Nach Byrne und seinen Mitarbeitern (1963) besteht das Anschlußmotiv aus zwei unabhängigen Faktoren: der Hoffnung auf Anschluß und der Furcht vor Zurückweisung. Je nach Kombination dieser beiden Faktoren sei die Anschlußmotivation qualitativ und quantitativ unterschiedlich ausgeprägt. Die folgende Tabelle zeigt die vier grundlegenden Kombinationsmöglichkeiten:

Ausprägung der Faktoren
Furcht vor Zurückweisung
hoch
gering
Hoffnung auf Anschluß hoch

konflikthaft-anschlußmotviert
("schüchtern")

(sehr) anschlußmotiviert
gering zurückweisungsmotiviert
("bloß keinen Korb")
gering-anschlußmotiviert
("einzelgängerisch")

Die Messung des Affiliationsmotivs erfolgt zumeist, ähnlich der des Leistungsmotivs, mit dem TAT (siehe Kapitel 3.1 bzw. Kapitel Leistungsmotiv).

Beispielhaft wollen wir hier kurz eine empirische Untersuchung der Affiliationsmotivforschung vorstellen: Keller (1985) gab Studentinnen Fotos von mehr oder weniger attraktiven jungen Männern (deren Attraktivität vorher mittels Einschätzung einer Teststichprobe festgelegt wurde). Zu den Bildern wurden den Probandinnen erfundene Angabe dazu vorgelegt, wie groß die Wahrscheinlichkeit eines Anschlußerfolges bei diesen jungen Mann war (20%, 50% oder 80%). Beim Wahlverhalten der Studentinnen zeigte sich, daß beide Kriterien - Attraktivität und Wahrscheinlichkeit - relevant für die Wahl waren. Dies spricht dafür, daß wir auch bei der Partnerwahl anhand einer "Erwartungs-Wert-Rechnung" entscheiden.
Zusätzlich wurden die oben erwähnten Tendenzen "Hoffnung auf Anschluß" und "Furcht vor Zurückweisung" mittels eines Fragebogens erhoben. Zu erwarten wäre ja gewesen, daß diejenigen Studentinnen, die eher anhand der Attraktivität wählten, große Hoffnung auf Anschluß haben, diejenigen dagegen, die anhand der Wahrscheinlichkeit wählten, große Furcht vor Zurückweisung haben. Dies konnte sich jedoch nur teilweise bestätigen; die Korrelationen waren äußerst gering.

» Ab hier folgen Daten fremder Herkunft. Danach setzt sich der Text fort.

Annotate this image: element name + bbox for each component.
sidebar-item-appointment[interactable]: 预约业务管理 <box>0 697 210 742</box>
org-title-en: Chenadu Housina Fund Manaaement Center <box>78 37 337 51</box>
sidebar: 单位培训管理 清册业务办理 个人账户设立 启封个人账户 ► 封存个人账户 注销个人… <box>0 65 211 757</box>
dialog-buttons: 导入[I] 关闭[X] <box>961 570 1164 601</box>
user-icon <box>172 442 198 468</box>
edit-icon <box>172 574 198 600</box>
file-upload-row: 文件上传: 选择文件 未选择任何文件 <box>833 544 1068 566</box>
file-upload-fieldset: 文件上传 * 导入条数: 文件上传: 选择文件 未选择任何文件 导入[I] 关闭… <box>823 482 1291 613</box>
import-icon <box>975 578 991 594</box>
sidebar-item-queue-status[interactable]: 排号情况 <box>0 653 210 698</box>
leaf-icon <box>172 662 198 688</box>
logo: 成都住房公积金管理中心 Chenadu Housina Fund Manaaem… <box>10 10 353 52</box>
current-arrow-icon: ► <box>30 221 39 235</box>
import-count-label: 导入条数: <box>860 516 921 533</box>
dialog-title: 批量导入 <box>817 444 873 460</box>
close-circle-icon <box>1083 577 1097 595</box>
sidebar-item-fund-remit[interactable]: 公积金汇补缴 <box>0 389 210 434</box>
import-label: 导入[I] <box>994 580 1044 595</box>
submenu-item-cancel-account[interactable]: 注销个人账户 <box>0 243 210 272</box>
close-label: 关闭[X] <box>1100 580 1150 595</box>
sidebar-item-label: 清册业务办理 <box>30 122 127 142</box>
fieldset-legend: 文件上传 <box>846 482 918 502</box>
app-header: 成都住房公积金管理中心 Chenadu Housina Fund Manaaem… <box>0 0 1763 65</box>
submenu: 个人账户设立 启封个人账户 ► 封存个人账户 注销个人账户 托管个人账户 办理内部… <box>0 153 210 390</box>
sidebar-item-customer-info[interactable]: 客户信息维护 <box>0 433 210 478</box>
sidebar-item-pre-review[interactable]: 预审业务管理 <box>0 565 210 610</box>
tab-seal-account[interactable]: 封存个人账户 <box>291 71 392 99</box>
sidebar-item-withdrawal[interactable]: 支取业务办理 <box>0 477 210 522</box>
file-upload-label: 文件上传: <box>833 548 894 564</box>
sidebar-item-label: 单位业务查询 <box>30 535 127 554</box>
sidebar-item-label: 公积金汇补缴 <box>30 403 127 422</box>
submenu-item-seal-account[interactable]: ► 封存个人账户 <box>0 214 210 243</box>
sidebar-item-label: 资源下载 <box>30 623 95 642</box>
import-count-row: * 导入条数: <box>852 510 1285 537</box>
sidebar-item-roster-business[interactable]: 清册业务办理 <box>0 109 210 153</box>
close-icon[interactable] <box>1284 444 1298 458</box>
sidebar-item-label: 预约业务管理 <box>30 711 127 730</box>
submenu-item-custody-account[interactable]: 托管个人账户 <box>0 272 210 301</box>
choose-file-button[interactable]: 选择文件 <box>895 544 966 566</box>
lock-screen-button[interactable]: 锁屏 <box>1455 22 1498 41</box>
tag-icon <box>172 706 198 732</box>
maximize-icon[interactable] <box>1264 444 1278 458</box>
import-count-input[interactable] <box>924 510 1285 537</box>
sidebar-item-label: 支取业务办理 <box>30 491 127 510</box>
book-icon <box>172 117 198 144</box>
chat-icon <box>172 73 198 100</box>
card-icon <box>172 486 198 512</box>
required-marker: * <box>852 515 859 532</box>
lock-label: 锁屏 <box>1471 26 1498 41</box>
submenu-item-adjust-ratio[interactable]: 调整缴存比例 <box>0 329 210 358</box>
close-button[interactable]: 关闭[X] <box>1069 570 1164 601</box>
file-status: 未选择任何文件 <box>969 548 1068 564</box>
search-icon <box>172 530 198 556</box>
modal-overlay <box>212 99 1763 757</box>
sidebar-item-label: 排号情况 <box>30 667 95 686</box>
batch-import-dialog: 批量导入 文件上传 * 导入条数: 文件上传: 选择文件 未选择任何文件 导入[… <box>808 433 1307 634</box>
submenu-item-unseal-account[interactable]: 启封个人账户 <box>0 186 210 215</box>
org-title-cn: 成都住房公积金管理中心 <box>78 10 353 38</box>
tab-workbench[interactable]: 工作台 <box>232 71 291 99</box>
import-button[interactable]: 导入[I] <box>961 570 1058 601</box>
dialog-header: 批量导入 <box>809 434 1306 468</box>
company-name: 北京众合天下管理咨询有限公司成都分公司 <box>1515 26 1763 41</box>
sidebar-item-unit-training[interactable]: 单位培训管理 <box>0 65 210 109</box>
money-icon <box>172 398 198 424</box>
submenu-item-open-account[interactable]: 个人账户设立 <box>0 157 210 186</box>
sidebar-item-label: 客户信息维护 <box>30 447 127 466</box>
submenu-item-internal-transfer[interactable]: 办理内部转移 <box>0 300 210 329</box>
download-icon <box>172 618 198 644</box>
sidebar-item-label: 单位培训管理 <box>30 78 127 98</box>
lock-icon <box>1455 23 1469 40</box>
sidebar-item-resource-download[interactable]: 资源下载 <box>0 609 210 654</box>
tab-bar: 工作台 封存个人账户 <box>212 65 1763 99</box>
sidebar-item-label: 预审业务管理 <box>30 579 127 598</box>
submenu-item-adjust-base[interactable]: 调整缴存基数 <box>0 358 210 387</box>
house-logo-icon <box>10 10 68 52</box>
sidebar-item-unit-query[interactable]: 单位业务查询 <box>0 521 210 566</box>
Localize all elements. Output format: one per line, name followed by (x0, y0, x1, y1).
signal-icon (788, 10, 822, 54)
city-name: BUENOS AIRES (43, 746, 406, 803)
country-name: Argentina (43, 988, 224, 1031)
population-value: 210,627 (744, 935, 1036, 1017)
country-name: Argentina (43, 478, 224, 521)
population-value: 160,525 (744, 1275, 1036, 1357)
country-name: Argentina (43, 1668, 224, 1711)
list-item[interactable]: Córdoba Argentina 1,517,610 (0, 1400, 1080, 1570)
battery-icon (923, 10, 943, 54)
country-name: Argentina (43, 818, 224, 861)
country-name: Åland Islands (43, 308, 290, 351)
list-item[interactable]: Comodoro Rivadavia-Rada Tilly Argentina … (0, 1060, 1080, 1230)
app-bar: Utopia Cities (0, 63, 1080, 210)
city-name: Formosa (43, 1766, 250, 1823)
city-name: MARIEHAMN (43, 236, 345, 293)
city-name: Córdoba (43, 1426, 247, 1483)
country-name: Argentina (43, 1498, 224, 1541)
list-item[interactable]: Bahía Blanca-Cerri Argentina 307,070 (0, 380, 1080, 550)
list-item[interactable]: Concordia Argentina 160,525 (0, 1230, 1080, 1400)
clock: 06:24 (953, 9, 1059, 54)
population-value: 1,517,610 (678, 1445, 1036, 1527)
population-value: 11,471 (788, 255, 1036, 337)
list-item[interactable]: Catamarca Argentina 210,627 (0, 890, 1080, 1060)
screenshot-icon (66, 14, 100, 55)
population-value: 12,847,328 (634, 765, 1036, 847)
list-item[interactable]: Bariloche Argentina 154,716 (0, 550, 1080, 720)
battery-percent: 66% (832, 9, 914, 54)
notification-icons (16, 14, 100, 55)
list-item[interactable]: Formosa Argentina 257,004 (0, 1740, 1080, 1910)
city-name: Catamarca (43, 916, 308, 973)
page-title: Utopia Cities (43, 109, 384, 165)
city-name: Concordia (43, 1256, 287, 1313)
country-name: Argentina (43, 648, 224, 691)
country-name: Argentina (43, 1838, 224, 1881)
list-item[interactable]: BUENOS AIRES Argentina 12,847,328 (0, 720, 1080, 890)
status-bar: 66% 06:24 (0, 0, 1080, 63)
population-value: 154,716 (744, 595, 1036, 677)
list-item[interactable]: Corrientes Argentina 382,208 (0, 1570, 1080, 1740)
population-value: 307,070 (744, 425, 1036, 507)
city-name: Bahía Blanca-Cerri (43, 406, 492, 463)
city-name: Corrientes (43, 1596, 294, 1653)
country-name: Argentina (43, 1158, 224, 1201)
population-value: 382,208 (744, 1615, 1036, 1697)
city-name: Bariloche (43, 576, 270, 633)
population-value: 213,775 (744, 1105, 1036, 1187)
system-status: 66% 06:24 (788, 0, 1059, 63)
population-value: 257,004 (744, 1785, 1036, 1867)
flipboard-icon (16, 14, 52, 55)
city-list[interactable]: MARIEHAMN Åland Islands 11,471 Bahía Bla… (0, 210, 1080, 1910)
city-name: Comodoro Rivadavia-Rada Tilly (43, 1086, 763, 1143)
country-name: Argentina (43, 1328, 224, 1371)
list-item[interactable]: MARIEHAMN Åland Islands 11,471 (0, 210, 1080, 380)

Abschließend sei noch zu erwähnen, daß sich die Motivationspsychologie in letzter Zeit doch wieder an die Liebe herantraut. Die recht bekannt gewordene Theorie von Sternberg aus dem Jahre 1986 ist schnell erklärt: Liebe besteht aus drei Komponenten.
1. Intimität: gefühlsmäßige Nähe, Verbundenheit
2. Leidenschaft: Romantik, physische Attraktivität, Sexualität
3. Verpflichtung: Aufrechterhaltung der Verbindung über lange Zeit
Je stärker die drei Komponenten bei einer Person ausfallen, desto stärker ist die Liebe, die sie in Bezug auf eine andere Person fühlt.

Nun ja, und so weiter. Viel sagt diese Theorie natürlich nicht. Aber sie kann uns doch etwas wichtiges vor Augen führen - und zwar was wir am Anfang schon überlegt hatten: Was Liebe ist, können notwendigerweise nur die Liebenden selbst bestimmen, nicht beobachtende Wissenschaftler. Für manche ist Liebe ein unkontrollierbares Gefühl, für andere eine bestimmte Art des Umgangs mit einem anderen Menschen. Für manche zeigt sich in der Liebe Gott, für andere die rationalisierte Lust auf Sex. Und viele würden wohl John Lennons Zeilen zustimmen: "Love ist living, living love." Aber auch: "Love ist real".
Wenn etwas alles sein kann und doch real, greifbar ist, dann sollte sich die Wissenschaft davon fernhalten. Sie kann nur Schaden nehmen...
Übertreiben sollte sie es aber nicht: So taucht im Lehrbuch von Schneider und Schmalt (2000) noch nicht einmal Affiliation auf. Alles nur Sexualität, alles nur Biologie?